Well, while I think that health care reform is a wonderful idea and is definitely needed, the insurance companies have used it as an excuse to raise premiums, thereby forcing people to pay up or reduce their coverage. In our case, my husband's employer had to choose the higher deductibles, co-pays and co-insurance to keep their employee's premiums about the same (which still increased a bit). That was a wise decision on their part, but there was no way to get around the problems those changes pose. I have heard calls to repeal health reform, but doing so will not reduce the premiums. They are up and the insurance companies will not just bring them back down to where they were. They are here to stay. Hopefully the health care changes will make a big difference when they are implemented.

So, despite no increase in income, there are lots of increases in expenses. While it is easy to say "trim the fat", what if there is no more fat to trim? What if the fat is the outlay of money for medical bills? How do you cut that? Do you stop the medical treatment that is helping? In the case of Eosinophilic Esophagitis, where you need to do food trials and have endoscopies to determine if those foods are safe, do you stop the food trials and just be happy with the formula (if it's covered by your insurance)? Do you choose to push forward because your child's well-being relies on getting more "normal" foods so he/she can eat in the lunchroom and socialize with others vs having to take a box of formula and a feeding bag wherever he goes and explaining it to everyone? Do you choose to push forward and face those medical bills or do you choose to pay the mortgage to keep a roof over your heads and buy food to sustain the rest of the family?

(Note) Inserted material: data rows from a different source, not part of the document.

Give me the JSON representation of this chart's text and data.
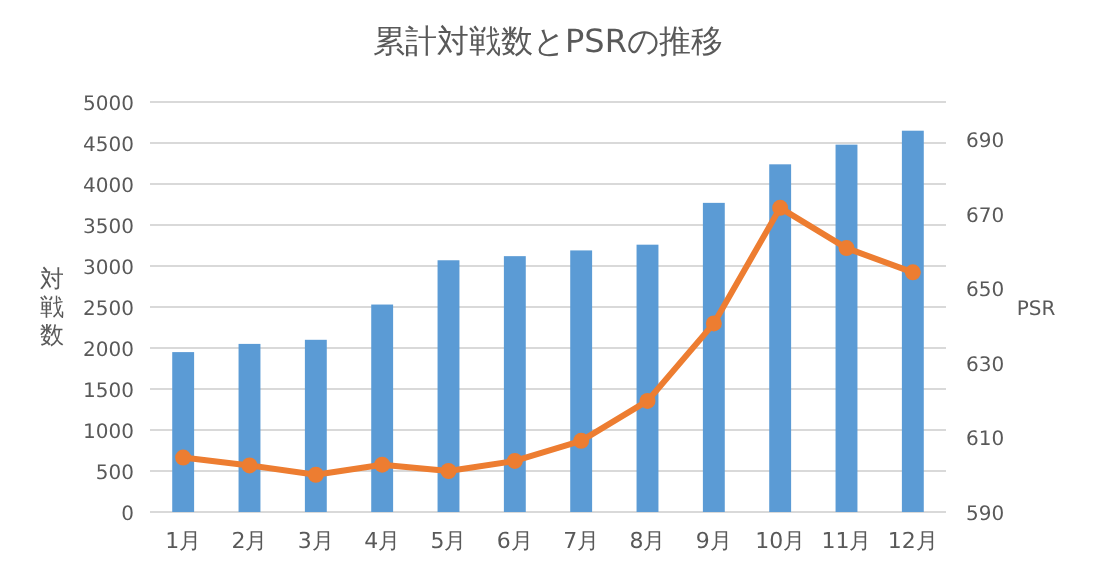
{
  "chart_data": {
    "type": "bar",
    "title": "累計対戦数とPSRの推移",
    "ylabel": "対戦数",
    "y2label": "PSR",
    "categories": [
      "1月",
      "2月",
      "3月",
      "4月",
      "5月",
      "6月",
      "7月",
      "8月",
      "9月",
      "10月",
      "11月",
      "12月"
    ],
    "series": [
      {
        "color": "#5b9bd5",
        "values": [
          1950,
          2050,
          2100,
          2530,
          3070,
          3120,
          3190,
          3260,
          3770,
          4240,
          4480,
          4650
        ]
      },
      {
        "type": "line",
        "axis": "y2",
        "color": "#ed7d31",
        "marker": "circle",
        "values": [
          604.6,
          602.5,
          600,
          602.7,
          601,
          603.7,
          609.1,
          619.8,
          640.6,
          671.6,
          660.8,
          654.3
        ]
      }
    ],
    "ylim": [
      0,
      5000
    ],
    "yticks": [
      0,
      500,
      1000,
      1500,
      2000,
      2500,
      3000,
      3500,
      4000,
      4500,
      5000
    ],
    "y2lim": [
      590,
      700
    ],
    "y2ticks": [
      590,
      610,
      630,
      650,
      670,
      690
    ],
    "grid": "y"
  }
}
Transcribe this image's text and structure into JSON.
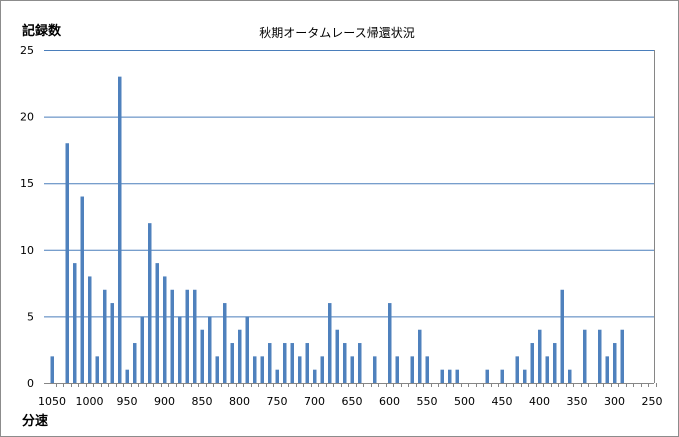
{
  "chart_data": {
    "type": "bar",
    "title": "秋期オータムレース帰還状況",
    "ylabel": "記録数",
    "xlabel": "分速",
    "ylim": [
      0,
      25
    ],
    "yticks": [
      0,
      5,
      10,
      15,
      20,
      25
    ],
    "xlim": [
      1050,
      250
    ],
    "xticks": [
      1050,
      1000,
      950,
      900,
      850,
      800,
      750,
      700,
      650,
      600,
      550,
      500,
      450,
      400,
      350,
      300,
      250
    ],
    "grid": true,
    "colors": {
      "bar": "#4f81bd",
      "grid": "#4a7ebb",
      "axis": "#868686"
    },
    "categories": [
      1050,
      1040,
      1030,
      1020,
      1010,
      1000,
      990,
      980,
      970,
      960,
      950,
      940,
      930,
      920,
      910,
      900,
      890,
      880,
      870,
      860,
      850,
      840,
      830,
      820,
      810,
      800,
      790,
      780,
      770,
      760,
      750,
      740,
      730,
      720,
      710,
      700,
      690,
      680,
      670,
      660,
      650,
      640,
      630,
      620,
      610,
      600,
      590,
      580,
      570,
      560,
      550,
      540,
      530,
      520,
      510,
      500,
      490,
      480,
      470,
      460,
      450,
      440,
      430,
      420,
      410,
      400,
      390,
      380,
      370,
      360,
      350,
      340,
      330,
      320,
      310,
      300,
      290,
      280,
      270,
      260,
      250
    ],
    "values": [
      2,
      0,
      18,
      9,
      14,
      8,
      2,
      7,
      6,
      23,
      1,
      3,
      5,
      12,
      9,
      8,
      7,
      5,
      7,
      7,
      4,
      5,
      2,
      6,
      3,
      4,
      5,
      2,
      2,
      3,
      1,
      3,
      3,
      2,
      3,
      1,
      2,
      6,
      4,
      3,
      2,
      3,
      0,
      2,
      0,
      6,
      2,
      0,
      2,
      4,
      2,
      0,
      1,
      1,
      1,
      0,
      0,
      0,
      1,
      0,
      1,
      0,
      2,
      1,
      3,
      4,
      2,
      3,
      7,
      1,
      0,
      4,
      0,
      4,
      2,
      3,
      4,
      0,
      0,
      0,
      0
    ]
  }
}
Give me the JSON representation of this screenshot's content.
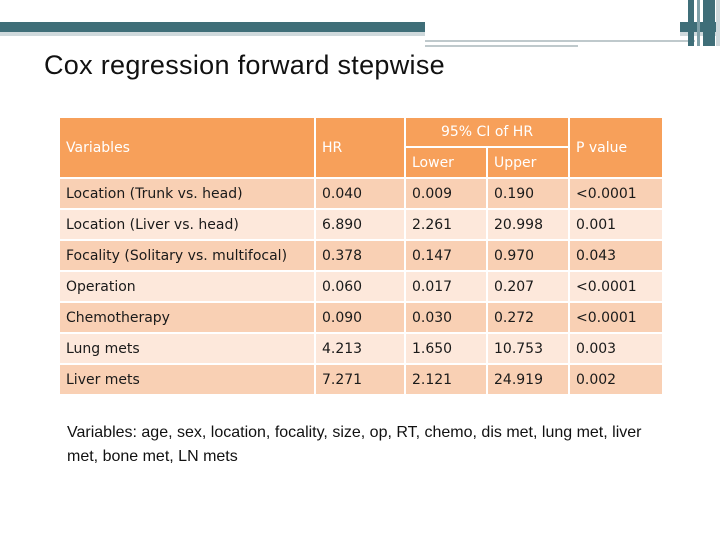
{
  "slide": {
    "title": "Cox regression forward stepwise",
    "footnote": "Variables: age, sex, location, focality, size, op, RT, chemo, dis met, lung met, liver met, bone met, LN mets"
  },
  "table": {
    "headers": {
      "variables": "Variables",
      "hr": "HR",
      "ci": "95% CI of HR",
      "lower": "Lower",
      "upper": "Upper",
      "p": "P value"
    },
    "rows": [
      {
        "variable": "Location (Trunk vs. head)",
        "hr": "0.040",
        "lower": "0.009",
        "upper": "0.190",
        "p": "<0.0001"
      },
      {
        "variable": "Location (Liver vs. head)",
        "hr": "6.890",
        "lower": "2.261",
        "upper": "20.998",
        "p": "0.001"
      },
      {
        "variable": "Focality (Solitary vs. multifocal)",
        "hr": "0.378",
        "lower": "0.147",
        "upper": "0.970",
        "p": "0.043"
      },
      {
        "variable": "Operation",
        "hr": "0.060",
        "lower": "0.017",
        "upper": "0.207",
        "p": "<0.0001"
      },
      {
        "variable": "Chemotherapy",
        "hr": "0.090",
        "lower": "0.030",
        "upper": "0.272",
        "p": "<0.0001"
      },
      {
        "variable": "Lung mets",
        "hr": "4.213",
        "lower": "1.650",
        "upper": "10.753",
        "p": "0.003"
      },
      {
        "variable": "Liver mets",
        "hr": "7.271",
        "lower": "2.121",
        "upper": "24.919",
        "p": "0.002"
      }
    ]
  }
}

What if you also have other issues to deal with in addition to the medical ones? What if you also have to address educational issues, mental health issues, developmental issues, therapies and so on? Sometimes, insurance doesn't cover some or all of the latter 3, and it never covers the educational needs. Those educational issues that are not handled by the schools (or necessitate legal representation to get the schools to handle) are out-of-pocket expenses, and they are very costly. These are often things that need to be addressed right away, yet what if you can't do that and make ends meet? There are so many more potential expenses, depending on the individual family.

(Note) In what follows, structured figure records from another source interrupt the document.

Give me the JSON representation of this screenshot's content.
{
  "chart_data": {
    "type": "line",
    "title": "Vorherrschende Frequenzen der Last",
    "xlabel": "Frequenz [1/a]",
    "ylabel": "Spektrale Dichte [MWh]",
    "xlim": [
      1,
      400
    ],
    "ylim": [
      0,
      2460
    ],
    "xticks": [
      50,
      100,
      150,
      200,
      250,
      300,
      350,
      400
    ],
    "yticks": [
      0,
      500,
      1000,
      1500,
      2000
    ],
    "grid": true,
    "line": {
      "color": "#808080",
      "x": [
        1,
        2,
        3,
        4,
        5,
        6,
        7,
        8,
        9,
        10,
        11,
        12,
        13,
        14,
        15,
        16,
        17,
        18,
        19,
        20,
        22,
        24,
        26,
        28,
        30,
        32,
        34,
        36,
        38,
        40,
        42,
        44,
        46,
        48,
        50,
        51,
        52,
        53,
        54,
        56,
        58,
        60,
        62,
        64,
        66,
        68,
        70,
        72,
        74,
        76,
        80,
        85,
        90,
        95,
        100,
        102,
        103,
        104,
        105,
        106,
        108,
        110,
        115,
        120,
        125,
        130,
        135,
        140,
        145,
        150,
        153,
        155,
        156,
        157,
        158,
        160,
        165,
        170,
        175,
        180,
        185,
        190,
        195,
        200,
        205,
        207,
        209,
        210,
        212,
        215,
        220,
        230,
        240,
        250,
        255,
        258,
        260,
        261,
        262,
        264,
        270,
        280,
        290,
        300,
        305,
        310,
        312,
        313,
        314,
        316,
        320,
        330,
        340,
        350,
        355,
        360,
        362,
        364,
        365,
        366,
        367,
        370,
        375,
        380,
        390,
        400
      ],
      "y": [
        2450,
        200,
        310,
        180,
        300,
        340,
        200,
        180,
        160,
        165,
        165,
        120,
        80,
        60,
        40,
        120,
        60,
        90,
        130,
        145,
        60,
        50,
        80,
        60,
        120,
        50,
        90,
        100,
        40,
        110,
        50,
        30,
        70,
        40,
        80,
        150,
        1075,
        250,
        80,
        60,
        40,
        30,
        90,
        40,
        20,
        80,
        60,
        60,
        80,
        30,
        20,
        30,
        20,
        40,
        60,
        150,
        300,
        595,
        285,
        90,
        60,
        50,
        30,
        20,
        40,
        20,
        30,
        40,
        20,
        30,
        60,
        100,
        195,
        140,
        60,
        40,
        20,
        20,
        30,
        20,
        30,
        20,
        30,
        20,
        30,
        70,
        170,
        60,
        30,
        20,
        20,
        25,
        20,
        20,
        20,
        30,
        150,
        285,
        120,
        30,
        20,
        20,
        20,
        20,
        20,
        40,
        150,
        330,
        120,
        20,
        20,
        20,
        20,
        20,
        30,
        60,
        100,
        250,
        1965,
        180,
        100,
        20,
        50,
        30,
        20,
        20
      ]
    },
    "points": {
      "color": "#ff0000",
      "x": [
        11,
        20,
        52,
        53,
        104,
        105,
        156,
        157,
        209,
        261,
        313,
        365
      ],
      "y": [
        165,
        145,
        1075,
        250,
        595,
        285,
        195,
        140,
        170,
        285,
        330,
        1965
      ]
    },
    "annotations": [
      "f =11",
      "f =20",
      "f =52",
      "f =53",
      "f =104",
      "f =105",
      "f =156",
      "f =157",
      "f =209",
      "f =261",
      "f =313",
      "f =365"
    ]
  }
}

On top of all of that, what if you are a single income family, not by choice but by necessity. What if the 2nd spouse wants to work (REALLY wants to work), but with all of the medical needs, etc, that person would not be reliable and would not be able to keep a job (if they were even lucky enough to find one)? What if only one spouse could work and bring home a steady paycheck, and the other had to be home (and constantly on-call) to take care of all of the other needs of the family?

This is the reality of so many people. There used to be at least a little help available to some in the form of minimal stipends and/or programs that varied by disability, state, etc., but with all of the cuts being made due to the economy, that help is being phased out or has already been cut too. So, there is even more hardship when those little lifelines are cut.

I have no answers, only questions. If I had answers, I would be sharing them with the world!